Monday, July 8, 2013

Book Review: The Ocean at the End of the Lane

The Ocean at the End of the Lane, by Neil Gaiman is his latest adult novel and most recent since the release of Anansi Boys in 2005.  It is an absolute delight of a modern fantasy novel.  It is a quick read clocking at only 181 pages, but never seems too short covering exactly what the author wants you to know and still leaving a sense of mystery.  The story is told from the point of view of an adult male looking back on certain events of his childhood that are both supernatural and terrifying.

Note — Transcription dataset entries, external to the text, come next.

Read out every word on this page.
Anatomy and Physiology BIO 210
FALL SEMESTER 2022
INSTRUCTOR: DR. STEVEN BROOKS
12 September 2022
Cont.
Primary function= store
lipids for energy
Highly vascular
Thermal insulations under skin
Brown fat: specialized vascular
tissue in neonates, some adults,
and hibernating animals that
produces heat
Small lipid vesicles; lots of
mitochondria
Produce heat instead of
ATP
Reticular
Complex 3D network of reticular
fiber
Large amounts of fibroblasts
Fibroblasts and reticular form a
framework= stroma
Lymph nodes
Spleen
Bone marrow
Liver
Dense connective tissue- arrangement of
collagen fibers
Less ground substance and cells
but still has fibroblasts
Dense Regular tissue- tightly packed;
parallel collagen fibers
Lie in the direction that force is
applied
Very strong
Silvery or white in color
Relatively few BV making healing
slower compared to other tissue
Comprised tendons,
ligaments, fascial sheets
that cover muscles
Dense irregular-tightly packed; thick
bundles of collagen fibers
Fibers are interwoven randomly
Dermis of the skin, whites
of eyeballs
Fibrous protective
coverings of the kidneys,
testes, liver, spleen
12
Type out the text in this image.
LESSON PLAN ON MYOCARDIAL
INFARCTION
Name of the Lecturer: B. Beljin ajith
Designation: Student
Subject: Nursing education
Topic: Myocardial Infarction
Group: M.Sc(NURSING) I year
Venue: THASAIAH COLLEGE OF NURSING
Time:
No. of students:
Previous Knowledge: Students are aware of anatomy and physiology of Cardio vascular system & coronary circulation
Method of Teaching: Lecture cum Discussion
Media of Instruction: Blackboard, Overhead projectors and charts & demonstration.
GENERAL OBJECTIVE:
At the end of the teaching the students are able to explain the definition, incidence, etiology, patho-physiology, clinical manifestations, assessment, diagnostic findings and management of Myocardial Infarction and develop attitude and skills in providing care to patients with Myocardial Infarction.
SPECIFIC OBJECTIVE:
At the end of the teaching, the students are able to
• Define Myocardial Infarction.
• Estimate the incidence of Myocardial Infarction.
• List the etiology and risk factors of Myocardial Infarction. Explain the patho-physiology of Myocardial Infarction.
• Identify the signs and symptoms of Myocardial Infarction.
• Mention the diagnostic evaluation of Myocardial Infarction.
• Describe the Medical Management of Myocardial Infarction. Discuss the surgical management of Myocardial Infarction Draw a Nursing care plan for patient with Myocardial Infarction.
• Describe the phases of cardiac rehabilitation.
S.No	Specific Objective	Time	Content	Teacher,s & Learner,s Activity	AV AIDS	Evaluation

The three main female characters, Lettie Hempstock, her mother and her grandmother, are endearingly sketched and unforgettable.  The novel encompasses a time when the narrator lived in a house close to the Hempstocks.  It covers the horror when the boarder who live with the narrator's family, an opal miner, committed suicide, and the surrounding supernatural aftermath.  This part of the book was actually taken from Gaiman's own childhood, when his father's car was stolen and the thief was discovered to have committed suicide in the vehicle.  There is also a delightful photograph on the rear of the book of Gaiman himself as a child standing atop a drainage pipe.

Alas if you are interested in more of the plot, you will have to read the book yourself.  I found it wonderful, so you will not be wasting what little time it takes to finish.  The Ocean at the End of the Lane is another successful entry in Gaiman's pantheon of  modern day fairy tales, and certainly worth a read or two.